We also have a very good relationship with other Local Governments in the region, and through the Central Queensland Local Government Association we're able to provide kerbside recycling through the waste contract arrangements.

It is something we would not have been able to do on our own.

The consultation process for our first long term Community Plan was very extensive. We had nearly 800 surveys completed, and that has given us a lot of good quality information to guide the plan.

Q. What about Local Government in the 21st Century?

Challenging. I think we have difficult times ahead, with a number of State Government subsidies and grants disappearing or being reduced.

That makes it hard to maintain infrastructure, let alone deliver new projects, which is what we really need to do with a growing population.
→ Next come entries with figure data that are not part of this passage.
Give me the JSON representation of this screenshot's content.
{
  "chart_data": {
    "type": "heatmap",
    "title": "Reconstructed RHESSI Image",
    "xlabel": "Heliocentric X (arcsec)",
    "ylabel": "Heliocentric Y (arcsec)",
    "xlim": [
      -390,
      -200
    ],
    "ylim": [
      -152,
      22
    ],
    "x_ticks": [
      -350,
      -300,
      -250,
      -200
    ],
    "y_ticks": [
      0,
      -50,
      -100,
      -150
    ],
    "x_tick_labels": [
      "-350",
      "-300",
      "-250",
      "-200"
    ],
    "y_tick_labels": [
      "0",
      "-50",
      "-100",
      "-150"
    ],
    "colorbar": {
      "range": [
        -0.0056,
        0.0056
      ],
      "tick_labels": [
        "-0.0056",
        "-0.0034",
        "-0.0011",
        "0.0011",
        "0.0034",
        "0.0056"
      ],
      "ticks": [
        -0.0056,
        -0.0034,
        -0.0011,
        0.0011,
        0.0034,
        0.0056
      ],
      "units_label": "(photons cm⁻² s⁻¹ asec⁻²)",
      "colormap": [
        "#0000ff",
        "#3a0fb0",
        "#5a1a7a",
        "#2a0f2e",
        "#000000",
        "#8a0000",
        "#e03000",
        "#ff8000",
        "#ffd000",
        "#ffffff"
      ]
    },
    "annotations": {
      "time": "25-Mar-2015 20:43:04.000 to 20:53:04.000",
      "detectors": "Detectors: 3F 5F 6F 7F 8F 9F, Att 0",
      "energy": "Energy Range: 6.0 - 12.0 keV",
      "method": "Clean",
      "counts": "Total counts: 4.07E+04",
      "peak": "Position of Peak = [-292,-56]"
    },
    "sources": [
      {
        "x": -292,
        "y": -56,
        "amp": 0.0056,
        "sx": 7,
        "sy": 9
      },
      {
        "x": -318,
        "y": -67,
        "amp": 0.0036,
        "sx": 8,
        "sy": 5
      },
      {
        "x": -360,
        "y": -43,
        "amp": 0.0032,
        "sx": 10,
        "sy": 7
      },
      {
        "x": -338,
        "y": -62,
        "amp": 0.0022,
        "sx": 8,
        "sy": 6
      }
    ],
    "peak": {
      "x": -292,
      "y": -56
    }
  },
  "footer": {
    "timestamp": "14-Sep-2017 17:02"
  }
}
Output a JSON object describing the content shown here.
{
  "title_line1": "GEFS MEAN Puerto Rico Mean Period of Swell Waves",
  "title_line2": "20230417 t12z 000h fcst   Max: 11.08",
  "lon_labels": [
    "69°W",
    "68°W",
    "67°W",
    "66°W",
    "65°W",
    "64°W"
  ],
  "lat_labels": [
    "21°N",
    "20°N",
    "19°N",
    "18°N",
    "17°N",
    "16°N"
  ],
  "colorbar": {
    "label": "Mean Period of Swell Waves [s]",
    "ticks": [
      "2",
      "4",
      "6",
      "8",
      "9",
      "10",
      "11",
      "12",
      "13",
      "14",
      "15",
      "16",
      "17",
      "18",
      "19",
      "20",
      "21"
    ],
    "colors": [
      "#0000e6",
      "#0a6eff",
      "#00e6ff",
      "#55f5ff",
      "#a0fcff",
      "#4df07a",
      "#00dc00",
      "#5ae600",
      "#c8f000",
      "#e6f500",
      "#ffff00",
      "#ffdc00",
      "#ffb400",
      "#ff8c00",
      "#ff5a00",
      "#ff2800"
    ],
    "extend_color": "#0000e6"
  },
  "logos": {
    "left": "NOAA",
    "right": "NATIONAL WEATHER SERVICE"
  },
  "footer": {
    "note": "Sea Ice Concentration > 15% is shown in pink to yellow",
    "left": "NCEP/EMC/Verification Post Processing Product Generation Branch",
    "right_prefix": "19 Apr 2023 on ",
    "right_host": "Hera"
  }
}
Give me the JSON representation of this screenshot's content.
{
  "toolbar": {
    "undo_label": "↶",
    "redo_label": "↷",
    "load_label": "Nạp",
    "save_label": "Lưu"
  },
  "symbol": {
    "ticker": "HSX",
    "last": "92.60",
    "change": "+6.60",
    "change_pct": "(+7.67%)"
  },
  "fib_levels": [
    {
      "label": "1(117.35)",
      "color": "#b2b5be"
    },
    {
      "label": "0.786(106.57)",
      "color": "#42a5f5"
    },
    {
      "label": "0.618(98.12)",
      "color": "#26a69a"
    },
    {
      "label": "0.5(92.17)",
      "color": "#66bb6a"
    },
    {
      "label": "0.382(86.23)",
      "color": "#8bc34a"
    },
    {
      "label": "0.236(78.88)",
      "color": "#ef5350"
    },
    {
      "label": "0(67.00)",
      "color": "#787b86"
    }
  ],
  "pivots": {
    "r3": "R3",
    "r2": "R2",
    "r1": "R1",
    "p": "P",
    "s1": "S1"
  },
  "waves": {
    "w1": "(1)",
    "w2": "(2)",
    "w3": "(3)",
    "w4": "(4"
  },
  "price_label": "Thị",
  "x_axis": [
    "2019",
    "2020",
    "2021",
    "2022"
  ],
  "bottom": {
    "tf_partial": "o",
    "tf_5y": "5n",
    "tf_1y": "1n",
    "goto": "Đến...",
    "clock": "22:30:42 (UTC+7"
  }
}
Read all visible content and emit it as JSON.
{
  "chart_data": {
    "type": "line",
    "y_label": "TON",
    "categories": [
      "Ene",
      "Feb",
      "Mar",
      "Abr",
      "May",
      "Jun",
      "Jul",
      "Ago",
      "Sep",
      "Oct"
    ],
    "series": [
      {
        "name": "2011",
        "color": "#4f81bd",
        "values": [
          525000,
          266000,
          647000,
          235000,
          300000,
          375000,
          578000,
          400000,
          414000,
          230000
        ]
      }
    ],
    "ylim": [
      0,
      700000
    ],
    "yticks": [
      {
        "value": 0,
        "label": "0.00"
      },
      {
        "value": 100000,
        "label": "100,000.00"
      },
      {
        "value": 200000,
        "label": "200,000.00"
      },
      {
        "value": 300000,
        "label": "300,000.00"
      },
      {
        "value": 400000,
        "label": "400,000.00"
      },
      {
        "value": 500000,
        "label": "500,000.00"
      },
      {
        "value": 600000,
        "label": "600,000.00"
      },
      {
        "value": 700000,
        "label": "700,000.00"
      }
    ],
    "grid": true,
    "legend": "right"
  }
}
Matching community aspirations with our ability to deliver projects in an uncertain economic environment and keeping rates increases to a minimum will also be big challenges.

Q. What is the best part of Local Government?

The best part of the job is meeting and talking to people. It has given me the chance to meet people from all over the world, and from all different walks of life.

I'm passionate about the region, and in my job I get to talk about it and promote it, which is easy!

And I think Local Government as an employer offers a great career as well.

There's such a diversity of opportunities, and it gives you a great life experience as well as a chance to work for your community.